Thursday, 8 March 2012

Literacy and literature

I am a great lover of literacy and literacy teaching, so designing a literacy curriculum from scratch ought to be my dream job: and I am enjoying putting together an appropriate and adapted programme for our students. I am, because I am a bit of a grammar geek, enjoying organising the progression of skills and finding ways to explain at least some of the complexities and subtleties of the English language. But there is one thing that has made planning the curriculum here less fun than it might have been ... there are no books.

I have never taught literacy without books before, and, if I am honest, I wouldn't want to again. Being here has only served to reinforce in my mind (as if that were needed) that literacy and literature are and should be inseparably intertwined. I am sad enough to think that grammar can be fun and that playing with words is endlessly stimulating, but it is more fun in real books than in an abstract form. 

Part of the reason for the lack of books is financial, and my best laid plans of photocopying texts were also stymied by financial restrictions on paper, but the subject matter and expected outcomes also squeeze out the potential for literature in our literacy. The English curriculum here is teaching "functional literacy skills" - the English the students will need to survive in the workplace - so they can write an application letter, but we never write a story, they can read a set of instructions but not play with words in poetry. It is a sad reality that function has squeezed out fiction.
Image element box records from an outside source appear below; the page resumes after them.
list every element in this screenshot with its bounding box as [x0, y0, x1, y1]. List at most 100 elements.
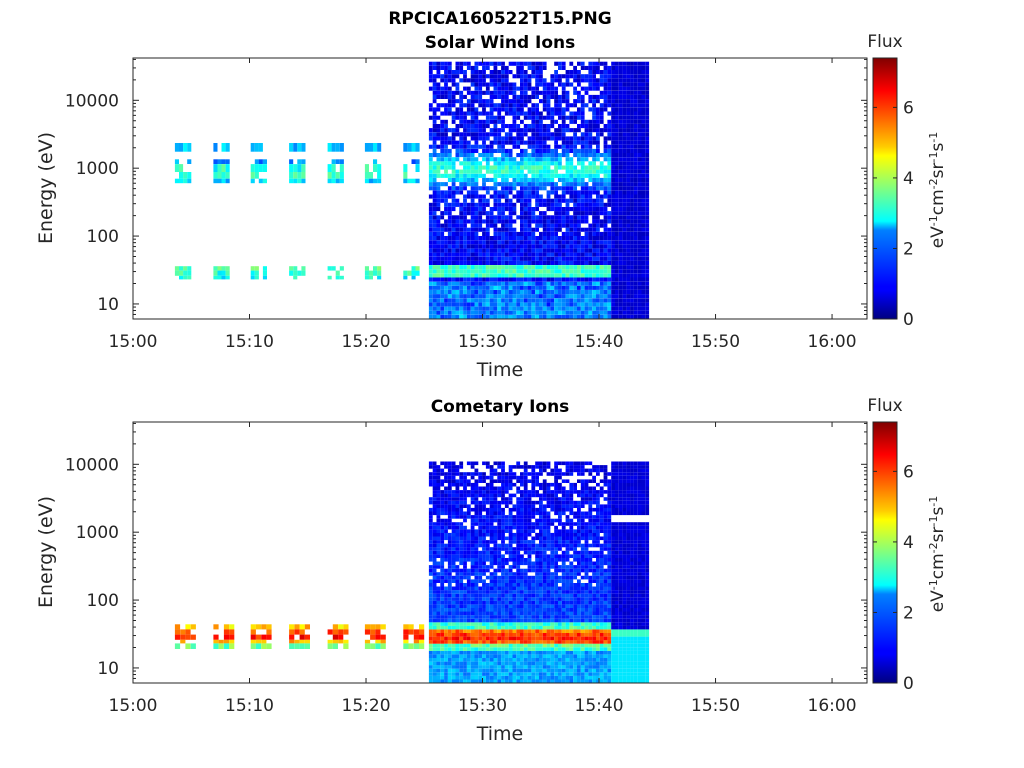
- spectrogram-cell: [482, 579, 486, 583]
- spectrogram-cell: [611, 132, 615, 137]
- spectrogram-cell: [539, 236, 543, 241]
- spectrogram-cell: [493, 572, 498, 576]
- spectrogram-cell: [474, 482, 479, 487]
- spectrogram-cell: [447, 74, 452, 79]
- spectrogram-cell: [618, 61, 623, 66]
- spectrogram-cell: [615, 182, 619, 187]
- spectrogram-cell: [447, 636, 452, 641]
- spectrogram-cell: [428, 550, 433, 555]
- spectrogram-cell: [561, 119, 566, 124]
- spectrogram-cell: [447, 625, 452, 630]
- spectrogram-cell: [573, 74, 577, 79]
- spectrogram-cell: [478, 119, 483, 124]
- spectrogram-cell: [580, 306, 585, 311]
- spectrogram-cell: [447, 672, 452, 676]
- spectrogram-cell: [596, 207, 600, 212]
- spectrogram-cell: [436, 611, 441, 616]
- spectrogram-cell: [428, 679, 433, 683]
- spectrogram-cell: [331, 164, 336, 172]
- spectrogram-cell: [436, 529, 441, 533]
- spectrogram-cell: [645, 148, 650, 153]
- spectrogram-cell: [599, 256, 604, 261]
- spectrogram-cell: [478, 223, 483, 228]
- spectrogram-cell: [531, 70, 536, 75]
- spectrogram-cell: [436, 633, 441, 637]
- spectrogram-cell: [489, 128, 494, 133]
- spectrogram-cell: [482, 647, 486, 651]
- spectrogram-cell: [478, 240, 483, 245]
- spectrogram-cell: [611, 202, 615, 207]
- spectrogram-cell: [447, 177, 452, 182]
- spectrogram-cell: [489, 215, 494, 220]
- spectrogram-cell: [489, 260, 494, 265]
- spectrogram-cell: [569, 148, 574, 153]
- spectrogram-cell: [618, 256, 623, 261]
- spectrogram-cell: [607, 194, 612, 199]
- spectrogram-cell: [451, 586, 456, 591]
- spectrogram-cell: [466, 472, 471, 476]
- spectrogram-cell: [489, 675, 494, 680]
- spectrogram-cell: [504, 658, 509, 662]
- spectrogram-cell: [179, 143, 184, 152]
- spectrogram-cell: [622, 103, 627, 108]
- spectrogram-cell: [459, 507, 464, 512]
- spectrogram-cell: [569, 223, 574, 228]
- spectrogram-cell: [588, 198, 593, 203]
- spectrogram-cell: [622, 273, 627, 278]
- spectrogram-cell: [596, 99, 600, 104]
- spectrogram-cell: [451, 219, 456, 224]
- spectrogram-cell: [497, 543, 502, 548]
- spectrogram-cell: [565, 240, 570, 245]
- spectrogram-cell: [444, 604, 448, 608]
- spectrogram-cell: [455, 575, 460, 580]
- spectrogram-cell: [373, 266, 378, 271]
- spectrogram-cell: [561, 273, 566, 278]
- spectrogram-cell: [440, 227, 445, 232]
- spectrogram-cell: [546, 290, 551, 295]
- spectrogram-cell: [512, 273, 517, 278]
- spectrogram-cell: [478, 679, 483, 683]
- spectrogram-cell: [512, 647, 517, 651]
- spectrogram-cell: [497, 198, 502, 203]
- spectrogram-cell: [520, 244, 524, 249]
- spectrogram-cell: [630, 302, 634, 307]
- spectrogram-cell: [641, 157, 646, 162]
- spectrogram-cell: [482, 572, 486, 576]
- spectrogram-cell: [221, 172, 226, 179]
- spectrogram-cell: [504, 479, 509, 483]
- spectrogram-cell: [466, 504, 471, 508]
- spectrogram-cell: [489, 486, 494, 491]
- spectrogram-cell: [539, 90, 543, 95]
- spectrogram-cell: [478, 219, 483, 224]
- spectrogram-cell: [444, 497, 448, 501]
- spectrogram-cell: [633, 111, 638, 116]
- spectrogram-cell: [626, 124, 631, 129]
- spectrogram-cell: [508, 654, 513, 658]
- spectrogram-cell: [626, 211, 631, 216]
- spectrogram-cell: [474, 618, 479, 623]
- spectrogram-cell: [504, 82, 509, 87]
- spectrogram-cell: [463, 169, 467, 174]
- spectrogram-cell: [520, 260, 524, 265]
- spectrogram-cell: [455, 532, 460, 537]
- spectrogram-cell: [470, 500, 475, 505]
- spectrogram-cell: [565, 294, 570, 299]
- spectrogram-cell: [573, 294, 577, 299]
- spectrogram-cell: [607, 294, 612, 299]
- spectrogram-cell: [489, 482, 494, 487]
- spectrogram-cell: [447, 240, 452, 245]
- spectrogram-cell: [436, 161, 441, 166]
- spectrogram-cell: [213, 266, 218, 271]
- spectrogram-cell: [428, 227, 433, 232]
- spectrogram-cell: [463, 675, 467, 680]
- spectrogram-cell: [436, 165, 441, 170]
- spectrogram-cell: [584, 248, 589, 253]
- spectrogram-cell: [455, 543, 460, 548]
- spectrogram-cell: [489, 583, 494, 587]
- spectrogram-cell: [542, 61, 547, 66]
- spectrogram-cell: [440, 157, 445, 162]
- spectrogram-cell: [539, 298, 543, 303]
- spectrogram-cell: [596, 202, 600, 207]
- spectrogram-cell: [440, 633, 445, 637]
- colorbar-tick-label: 6: [903, 98, 914, 118]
Don't get me wrong, I agree language should be functional. Its primary purpose is to enable communication and it is a great joy to me that, as an English speaker, language opens up a whole world of potential friendships, but I can't help feeling that language is also so much more. Yes, some would argue, linguistics is a science, but language itself is definitely an art: and like all the best art it should communicate something certainly, but also provoke questions and move you to new places, it should inspire thought and invoke emotions. It should be beautiful, which even the most well written CV, well, isn't.

There are interesting further reflections beyond our own educational circle. In the bookshops in Cebu the vast majority of the books are written in English, and the remaining small section is of Tagalog books: neither of which are the first language of our students and the population of Cebu. Cebuano exists primarily as an oral language, meaning you have to be relatively fluent in a second or third language before really being able to read at all. It makes for a culture much less literacy based and much less literature based than our own. Being able to read and having access to more books than I could get through in a lifetime, in my first language is yet another thing I take for granted.

So although I hope our students will speak and write English more fluently by the time we move on from here, and although I hope they will be in some way inspired to continue learning and exploring the language, I can't help feeling a little sad that in its functionality maybe we aren't doing justice to the beauty of language. 

So I encourage you to go, read a good book, a book that inspires, a book that is beautiful.

1 comment:

  1. Not a problem!! What a thoughtful, timely reminder of what a privilege it is to live in the UK and have English as our mother tongue. As you say we are spoiled for choice; literature, written and published over hundreds of years, is easily accessible to us. Most great literature from all ages and all cultures has been translated into English. I have never given it much thought - just taken it as a given, since childhood, that books are our birthright. Now, in the UK, we have to fight to save our libraries to ensure the next generation has equal access to literature whatever their background and it doesn't become the preserve of the more wealthy in society.